Hanuman.Com Bengali Movie
A lot of changes happen much before we can anticipate the same. Computer has become part and parcel of our lives, this technological advancement and the sudden '.com' boon has brought mixed reactions all over. What happens when this machine reaches the interior districts of West Bengal?
Surprise is a genuine emotion that is bound to up splurge in such a case. A lot more happens as well. Director Gaurav Pandey builds his narrative for Hanuman.com around the sudden movement of computers into the simple lives of district school teachers.
Anjaniputra Sen Sharma (Prosenjit Chatterjee) is an ordinary math's teacher of a district school in West Bengal. He lives an ordinary life sans aspirations of becoming rich. His wife Tanusree (Mousumi Bhattacharya) is a part of his everyday life and adjusts to his ordinary living with a smile. It is the arrival of the computer that completely turned their ordinary existence difficult and nightmarish.
A sudden chat invitation became a good enough reason to keep Anjaniputra hooked to the computer. As with every passing day his knowledge increased, he became all the more alien to his known life. A sudden turn of events disturbed him and motivated him to travel as far as Iceland.
Cinematography, picturesque locations and effective usage of music does create a strong backbone for Pandey's Hanuman.com. But for a man like Anjaniputra who has not steeped out of Bashirhaat, his journey to an unknown land - Iceland could have been an excellent and interesting discovery. But a strictly linear plot analysis and very one plus one way of problem solving dissolves all the opportunities of subplots in Hanuman.com.

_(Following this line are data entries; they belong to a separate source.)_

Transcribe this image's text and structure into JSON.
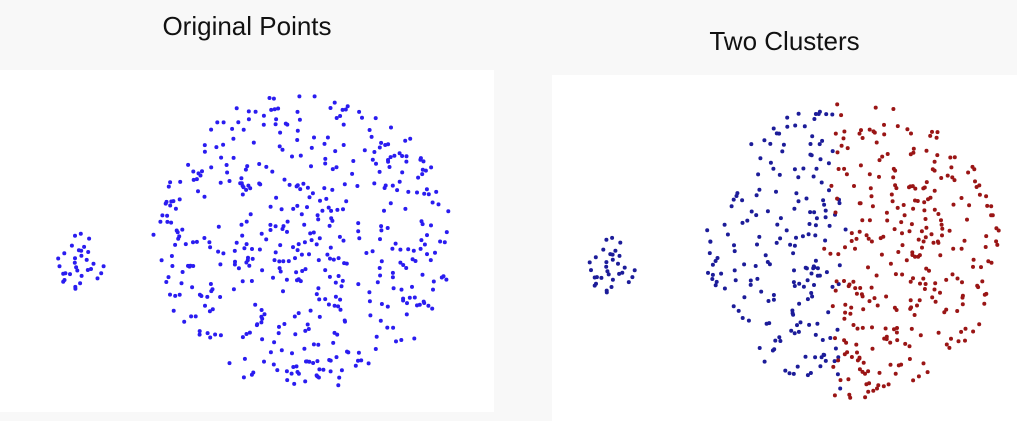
{
  "chart_data": [
    {
      "type": "scatter",
      "title": "Original Points",
      "xlabel": "",
      "ylabel": "",
      "grid": false,
      "axes_visible": false,
      "xlim": [
        -50,
        440
      ],
      "ylim": [
        -25,
        315
      ],
      "colors": {
        "points": "#2a1cf0"
      },
      "series": [
        {
          "color": "#2a1cf0",
          "clusters": [
            {
              "shape": "blob",
              "center": [
                30,
                165
              ],
              "radius": 28,
              "count": 32,
              "seed": 11
            },
            {
              "shape": "disc",
              "center": [
                250,
                145
              ],
              "radius": 148,
              "count": 480,
              "seed": 23
            }
          ]
        }
      ]
    },
    {
      "type": "scatter",
      "title": "Two Clusters",
      "xlabel": "",
      "ylabel": "",
      "grid": false,
      "axes_visible": false,
      "xlim": [
        -20,
        445
      ],
      "ylim": [
        -25,
        321
      ],
      "colors": {
        "cluster_1": "#1c1c99",
        "cluster_2": "#9a1515"
      },
      "split_x": 265,
      "series": [
        {
          "color": "#1c1c99",
          "clusters": [
            {
              "shape": "blob",
              "center": [
                40,
                165
              ],
              "radius": 28,
              "count": 32,
              "seed": 11
            },
            {
              "shape": "disc-left",
              "center": [
                280,
                150
              ],
              "radius": 148,
              "count": 190,
              "seed": 37
            }
          ]
        },
        {
          "color": "#9a1515",
          "clusters": [
            {
              "shape": "disc-right",
              "center": [
                280,
                150
              ],
              "radius": 148,
              "count": 300,
              "seed": 41
            }
          ]
        }
      ]
    }
  ]
}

Fragments of surreal patches in the film remain quite unresolved until the end. Actor Prosenjit Chatterjee deserves applauds for his extraordinary portrayal of the ordinary. While Gaurav pandey and his daughter Saloni Pandey are impressive but the other characters remain quite half baked in Hanuman.com.
Even though the morning was bright and sunny, but the day did not hold the promises of the morning. Gaurav Pandey's Hanuman.com could have been tagged as a thrilling thriller quite easily but the train missed the station by a few minutes.